Lawn Tennis
Clay Court Queen Monica Seles Retires From Tennis
By Anton Lagani, Lawn Tennis Senior Correspondent, Posted: Sunday, February 17, 2008 5:10am CST USA
Monica Seles Announces Retirement From Tennis At Age 34
Photo by AP
MIAMI--( Monica Seles of the USA, one of the greatest tennis players ever, officially retired from the sport of professional tennis Thursday after struggling with a number of injuries that in recent years had kept her far from her best form. In the early 1990s Seles' power tennis changed the game of women's tennis forever.

"I have for some time considered a return to professional play, but I have now decided not to pursue that," Seles said in a statement. "I will continue to play exhibitions, participate in charity events, promote the sport, but will no longer plan my schedule around the tour."

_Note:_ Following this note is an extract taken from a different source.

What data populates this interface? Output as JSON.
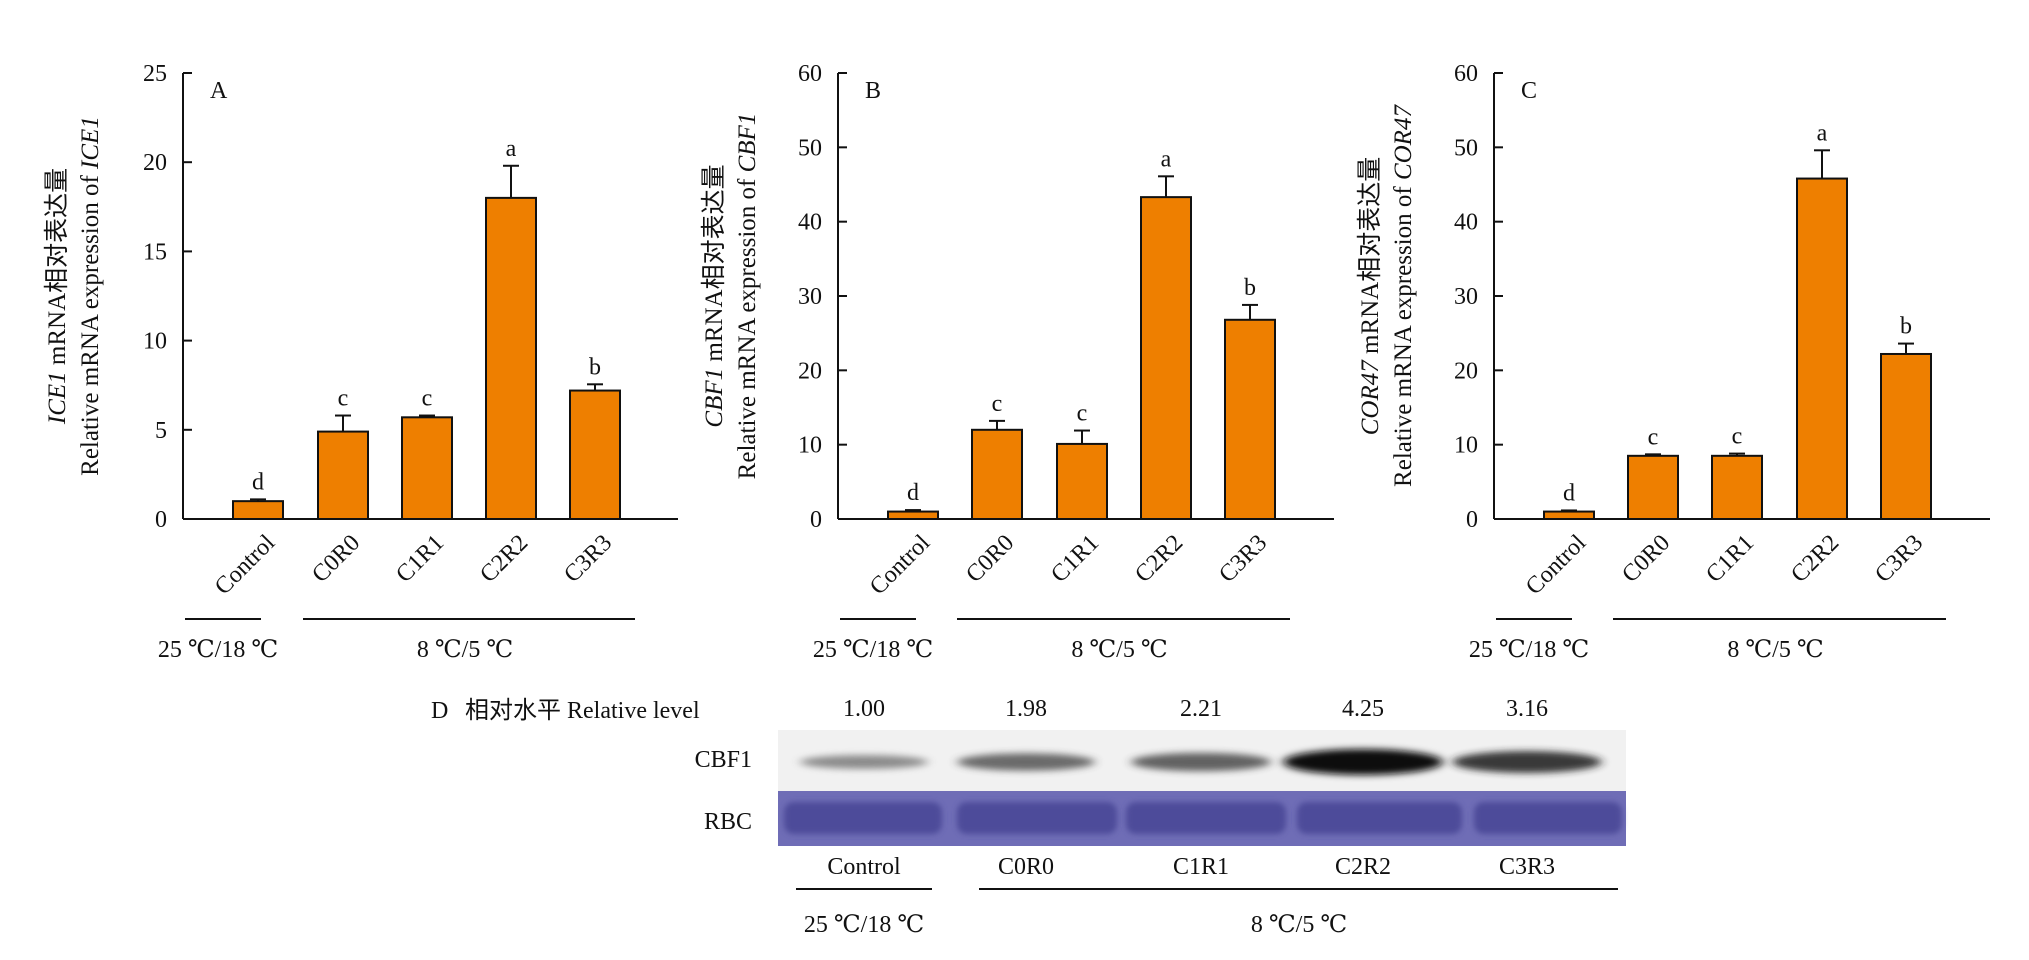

In her native Yugoslavia at age six, Monica Seles perfected her trademark two-handed forehands and two-handed backhands first in empty parking lots with a rope serving as a net before moving onto the traditional tennis courts. In 1985 at age 11, Seles won the Orange Bowl junior tournament at Miami, Florida. A year later she moved with her father and coach to Florida to train.

In 1988 Seles turned professional. The next year, her first as a full-time pro, in May 1989, Seles weighing only 90 pounds at age 15 won her first career title at Houston, Texas on clay, where she beat the American clay court specialist Chris Evert in the final 3-6, 6-1, 6-4.

In 1990 at Berlin, Germany; Seles, who had grown noticably taller, unleashed her power left-handed baseline game and extreme angles to snap world number one Steffi Graf of Germany's unbeaten streak of 66 matches in the final 6-4, 6-3. Seles would go on that year to become the youngest ever champion at the French Open at the age of 16, winning her first of nine grand slam singles titles.

Seles claimed the world number one ranking in March 1991 and would win the Australian Open, the French Open and the US Open all at least twice. Only Wimbledon eluded her where the wet grass could produce low bounces unfriendly to her two-handed groundstroke grips.

Seles put on one of the greatest displays of power tennis in history at the French Open final in 1992 defeating Graf 6-2, 3-6, 10-8. An impatient Graf would commit many unforced errors to assist, but it was Seles' groundstroke winners during the match that were at times breathtaking. Seles had gone 55-1 in grand slam tournaments from 1991 to early 1993.

As a result it appeared in 1993 as if Seles and Graf would produce the greatest rivalry ever in women's tennis before Seles was stabbed in the back while she sat during a changeover by a mentally ill Graf fan. Seles returned to tennis in late 1995 and in January 1996 won her fourth Australian Open singles title, her last grand slam title.

Seles could still overpower a large majority of the WTA Tour, but she would never the same tennis player as before.